Paul Brown wrote:
> 
> On Aug 28, 2008, at 10:04 AM, Tammo van Lessen wrote:
>> Apropos, is there a reason why we don't use dependency injection? I
>> think it would ease such configuration issues a lot, though it would
>> require quite huge refactorings.
> 
> You mean use Spring or Guice or some such?  I'd give Spring a -1 just
> because I can't stand to look at the object model (piled three and four
> deep with subclasses...) and because it's not well-factored for polite
> use as a library (lots of dependencies, etc.).
> 
> What are the use cases for the engine that would be helped with a DI
> framework?  (In the olden days of PXE pre-ODE, we used a dual-layer
> scheme with JMX and JNDI...  Not something that I'd advocate
> reintroducing at any rate.)

I haven't tried Guice yet, regarding Spring do you mean the whole
framework or just the spring-beans part?
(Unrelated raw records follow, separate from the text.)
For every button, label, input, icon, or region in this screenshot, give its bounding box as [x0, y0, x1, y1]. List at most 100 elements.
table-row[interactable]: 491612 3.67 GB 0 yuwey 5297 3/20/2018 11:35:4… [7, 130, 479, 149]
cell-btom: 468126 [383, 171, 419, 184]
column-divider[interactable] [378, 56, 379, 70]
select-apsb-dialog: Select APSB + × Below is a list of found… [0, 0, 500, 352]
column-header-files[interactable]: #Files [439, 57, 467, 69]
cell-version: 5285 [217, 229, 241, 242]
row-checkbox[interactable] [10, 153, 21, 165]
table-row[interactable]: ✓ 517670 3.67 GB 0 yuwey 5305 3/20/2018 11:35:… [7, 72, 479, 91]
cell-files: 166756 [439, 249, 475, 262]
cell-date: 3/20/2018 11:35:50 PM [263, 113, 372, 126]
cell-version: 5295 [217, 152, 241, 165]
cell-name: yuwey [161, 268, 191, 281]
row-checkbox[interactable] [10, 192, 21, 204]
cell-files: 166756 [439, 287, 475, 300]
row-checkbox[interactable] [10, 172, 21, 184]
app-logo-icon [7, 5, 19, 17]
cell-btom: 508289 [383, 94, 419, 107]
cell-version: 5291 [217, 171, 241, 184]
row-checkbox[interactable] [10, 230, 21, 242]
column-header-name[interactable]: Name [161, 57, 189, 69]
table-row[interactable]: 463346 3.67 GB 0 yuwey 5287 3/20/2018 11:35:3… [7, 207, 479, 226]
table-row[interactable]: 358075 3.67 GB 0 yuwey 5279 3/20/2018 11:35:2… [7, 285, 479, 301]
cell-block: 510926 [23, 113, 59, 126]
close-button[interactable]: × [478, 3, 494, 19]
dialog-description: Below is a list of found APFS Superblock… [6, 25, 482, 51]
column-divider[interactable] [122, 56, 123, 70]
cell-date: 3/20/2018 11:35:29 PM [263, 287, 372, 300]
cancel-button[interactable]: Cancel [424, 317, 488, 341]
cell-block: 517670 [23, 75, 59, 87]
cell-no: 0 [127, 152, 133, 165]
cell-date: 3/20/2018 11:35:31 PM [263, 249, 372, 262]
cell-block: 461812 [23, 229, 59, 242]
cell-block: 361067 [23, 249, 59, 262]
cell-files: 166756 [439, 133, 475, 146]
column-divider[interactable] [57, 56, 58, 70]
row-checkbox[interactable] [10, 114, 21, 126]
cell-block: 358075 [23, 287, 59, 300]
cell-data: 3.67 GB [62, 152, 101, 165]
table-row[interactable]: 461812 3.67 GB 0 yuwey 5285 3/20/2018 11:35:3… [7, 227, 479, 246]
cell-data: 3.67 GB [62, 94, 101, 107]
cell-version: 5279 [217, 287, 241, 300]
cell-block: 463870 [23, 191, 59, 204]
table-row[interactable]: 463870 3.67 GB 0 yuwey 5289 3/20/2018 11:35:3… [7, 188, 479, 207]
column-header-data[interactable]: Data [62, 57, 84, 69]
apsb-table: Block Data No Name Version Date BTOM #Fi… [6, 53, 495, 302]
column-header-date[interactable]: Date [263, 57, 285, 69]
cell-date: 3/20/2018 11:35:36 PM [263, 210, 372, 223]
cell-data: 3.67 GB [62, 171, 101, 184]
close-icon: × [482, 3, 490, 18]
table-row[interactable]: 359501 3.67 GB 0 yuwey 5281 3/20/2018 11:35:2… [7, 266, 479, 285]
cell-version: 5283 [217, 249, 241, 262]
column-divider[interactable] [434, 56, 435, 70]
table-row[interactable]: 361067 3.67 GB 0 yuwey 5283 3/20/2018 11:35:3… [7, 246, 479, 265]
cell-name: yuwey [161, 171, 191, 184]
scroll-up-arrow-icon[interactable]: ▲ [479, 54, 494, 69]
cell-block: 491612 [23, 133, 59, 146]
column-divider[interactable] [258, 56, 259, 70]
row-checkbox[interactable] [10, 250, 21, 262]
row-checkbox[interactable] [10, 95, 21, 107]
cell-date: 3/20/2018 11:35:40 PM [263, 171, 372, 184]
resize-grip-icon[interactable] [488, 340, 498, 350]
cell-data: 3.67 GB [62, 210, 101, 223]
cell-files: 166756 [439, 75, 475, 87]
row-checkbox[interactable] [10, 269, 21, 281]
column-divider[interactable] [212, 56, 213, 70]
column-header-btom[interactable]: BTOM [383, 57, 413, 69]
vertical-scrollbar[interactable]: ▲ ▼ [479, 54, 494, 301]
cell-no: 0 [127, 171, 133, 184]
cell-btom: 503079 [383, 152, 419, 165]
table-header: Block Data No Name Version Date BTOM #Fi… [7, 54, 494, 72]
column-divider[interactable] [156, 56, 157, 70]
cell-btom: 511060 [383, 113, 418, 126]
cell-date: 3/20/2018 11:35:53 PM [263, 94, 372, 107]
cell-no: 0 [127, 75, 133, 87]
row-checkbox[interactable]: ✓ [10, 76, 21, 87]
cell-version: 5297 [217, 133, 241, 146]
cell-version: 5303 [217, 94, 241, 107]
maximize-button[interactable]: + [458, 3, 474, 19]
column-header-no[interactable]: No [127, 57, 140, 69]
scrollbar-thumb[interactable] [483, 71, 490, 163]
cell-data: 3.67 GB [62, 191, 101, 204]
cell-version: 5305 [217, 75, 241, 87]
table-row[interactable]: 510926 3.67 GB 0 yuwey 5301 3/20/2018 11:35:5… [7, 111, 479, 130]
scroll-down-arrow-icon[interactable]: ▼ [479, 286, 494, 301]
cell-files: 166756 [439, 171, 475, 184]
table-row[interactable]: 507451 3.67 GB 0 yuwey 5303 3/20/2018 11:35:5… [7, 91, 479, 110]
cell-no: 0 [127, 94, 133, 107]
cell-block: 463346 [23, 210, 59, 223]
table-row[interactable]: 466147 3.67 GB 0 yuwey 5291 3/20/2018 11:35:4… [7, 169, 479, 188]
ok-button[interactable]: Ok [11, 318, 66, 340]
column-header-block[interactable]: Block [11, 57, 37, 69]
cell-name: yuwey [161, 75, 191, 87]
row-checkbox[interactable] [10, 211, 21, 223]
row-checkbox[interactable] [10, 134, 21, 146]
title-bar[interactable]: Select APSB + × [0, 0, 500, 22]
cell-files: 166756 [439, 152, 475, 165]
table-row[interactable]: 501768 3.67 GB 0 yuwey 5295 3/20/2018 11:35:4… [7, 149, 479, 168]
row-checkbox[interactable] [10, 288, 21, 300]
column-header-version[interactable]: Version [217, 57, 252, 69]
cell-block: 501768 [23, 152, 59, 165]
I think this one is, well, sort
of slim. The interesting part would be to have an external (i.e. not
compiled) configuration file where you could wire components together,
e.g. to replace the scheduler impl, to add extension bundles, xpath
functions, expression languages, transaction managers, this kind of
stuff, instead of directly setting it. ODEServer.initBpelServer is such
an example where DI could make ODE more extensible/configureable without
need to recompile the whole thing.

AFAIK Guice does not support wiring via e.g. XML files, that's why I was
thinking about Spring (due to not knowing alternatives). In general
there is still the question whether such an refactoring is worth it.